What we are going to do next is to create a file with all the rules that we need. Do so by typing:
sudo nano /etc/iptables.test.rules
This should be an empty file unless you followed some other guides/tutorials in the web that might use a similar method. Within this file, we will be loading it up with rules that we want our firewall to enforce. Here is a basic configuration you might want to start off with:
# Allows all loopback (lo0) traffic and drop all traffic to 127/8 that doesn't use lo0
-A INPUT -i lo -j ACCEPT
-A INPUT -i lo -d 127.0.0.0/8 -j REJECT
# Accepts all established inbound connections
-A INPUT -m state --state ESTABLISHED,RELATED -j ACCEPT
# Allows all outbound traffic
# You can modify this to only allow certain traffic
-A OUTPUT -j ACCEPT
# Allows SSH connections
# THE -dport NUMBER IS THE SAME ONE YOU SET UP IN THE SSHD_CONFIG FILE
-A INPUT -p tcp -m state --state NEW --dport 22 -j ACCEPT
# Allow Samba server to work
# Uncomment only if you're using a Samba server!
# -A INPUT -p udp --dport 137 -j ACCEPT
# -A INPUT -p udp --dport 138 -j ACCEPT
# -A INPUT -p udp --dport 139 -j ACCEPT
# -A INPUT -p tcp --dport 139 -j ACCEPT
# -A INPUT -p tcp --dport 445 -j ACCEPT
# Allow ping
-A INPUT -p icmp -m icmp --icmp-type 8 -j ACCEPT
# log iptables denied calls
-A INPUT -m limit --limit 5/min -j LOG --log-prefix "iptables denied: " --log-level 7
# Reject all other inbound - default deny unless explicitly allowed policy
-A INPUT -j REJECT
-A FORWARD -j REJECT
The config is annotated, so hopefully you can roughly understand what each commands are for. To learn the full details as to what each variable means etc, I would suggest you reading up a more extensive iptables guide here: https://help.ubuntu.com/community/IptablesHowTo
So in the configuration above, we have denied any kind of access to any ports except the ones that we specified (mainly port 22 to allow SSH access and that is also the port that we will be using for file transfer in a later tutorial). We allow output of data on all the ports. It is a one way traffic system whereby things from inside can go out but things from outside will be filtered before they can come in.
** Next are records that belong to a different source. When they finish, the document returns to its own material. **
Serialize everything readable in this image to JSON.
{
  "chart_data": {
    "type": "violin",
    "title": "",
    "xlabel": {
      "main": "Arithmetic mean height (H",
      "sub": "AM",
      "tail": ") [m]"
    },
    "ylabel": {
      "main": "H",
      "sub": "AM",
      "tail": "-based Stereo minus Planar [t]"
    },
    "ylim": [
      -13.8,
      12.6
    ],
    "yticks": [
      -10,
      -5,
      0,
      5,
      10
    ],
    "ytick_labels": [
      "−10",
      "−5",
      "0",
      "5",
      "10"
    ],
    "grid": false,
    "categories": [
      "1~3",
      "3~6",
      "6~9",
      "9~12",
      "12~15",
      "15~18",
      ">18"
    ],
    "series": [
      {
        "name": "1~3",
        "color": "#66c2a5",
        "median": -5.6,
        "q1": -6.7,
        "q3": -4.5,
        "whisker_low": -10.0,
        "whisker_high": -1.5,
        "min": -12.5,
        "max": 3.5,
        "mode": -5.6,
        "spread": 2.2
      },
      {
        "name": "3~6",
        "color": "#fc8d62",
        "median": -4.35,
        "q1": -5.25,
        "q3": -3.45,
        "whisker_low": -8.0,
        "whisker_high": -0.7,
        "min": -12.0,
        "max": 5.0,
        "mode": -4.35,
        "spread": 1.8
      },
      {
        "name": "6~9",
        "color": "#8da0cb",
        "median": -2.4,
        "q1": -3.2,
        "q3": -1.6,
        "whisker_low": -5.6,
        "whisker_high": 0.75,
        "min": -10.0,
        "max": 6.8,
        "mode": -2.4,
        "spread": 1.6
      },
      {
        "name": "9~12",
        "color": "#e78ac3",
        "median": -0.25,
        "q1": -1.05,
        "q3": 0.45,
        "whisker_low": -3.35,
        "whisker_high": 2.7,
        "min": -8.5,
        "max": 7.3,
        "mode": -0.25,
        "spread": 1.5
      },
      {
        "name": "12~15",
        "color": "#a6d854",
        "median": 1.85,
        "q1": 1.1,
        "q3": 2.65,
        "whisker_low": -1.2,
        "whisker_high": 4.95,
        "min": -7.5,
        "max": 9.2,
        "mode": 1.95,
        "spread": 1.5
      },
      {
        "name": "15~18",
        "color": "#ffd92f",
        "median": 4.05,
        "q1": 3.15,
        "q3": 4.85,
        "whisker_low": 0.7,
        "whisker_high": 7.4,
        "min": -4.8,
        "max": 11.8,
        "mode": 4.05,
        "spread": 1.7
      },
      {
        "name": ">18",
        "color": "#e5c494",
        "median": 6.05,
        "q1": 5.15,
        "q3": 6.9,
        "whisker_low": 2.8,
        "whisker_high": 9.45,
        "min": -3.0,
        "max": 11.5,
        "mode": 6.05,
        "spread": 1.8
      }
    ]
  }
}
The first command also allows for internal looping and communication.
Once you’ve edited the file to your satisfaction (put in more commands should you have any other kind of services say a webserver etc), it is time to load it up to your server. To do so, use the following command:
sudo iptables-restore < /etc/iptables.test.rules
This will load up all the different commands that you have within the file that you have created. To see it in effect, repeat the command:
sudo iptables –L
This time the output result will be different. You should see all the rules that you want being set up in the firewall and are currently being enforced by the system. IMPORTANT: make sure you have your SSH port opened else you’ll be denied remote access. Now that everything is in place, we have to ensure that the rules stay in place even when the system reboots. There are a few methods to do this, the simplest is to use something called “iptables-persistant”:
sudo apt-get install iptables-persistent
Follow through the steps and say “yes” when it asks if you want to save the current ipv4 settings. To test if your rules are still in place when the server reboots, reboot the server and then check to see if the rules are still there:
sudo iptables –L
In future should you make any changes to the rules, you must always remember to run the following command after you modified the rules to save it:
sudo bash -c "iptables-save > /etc/iptables.rules”
(EDITED 20/02/2014) If you’re using iptables-persistent, you should save it to the iptables-persistent location instead (the file that it loads from):
sudo bash -c "iptables-save > /etc/iptables/rules.v4”
That’s it! You have yourself a basic firewall all set up and ready to go!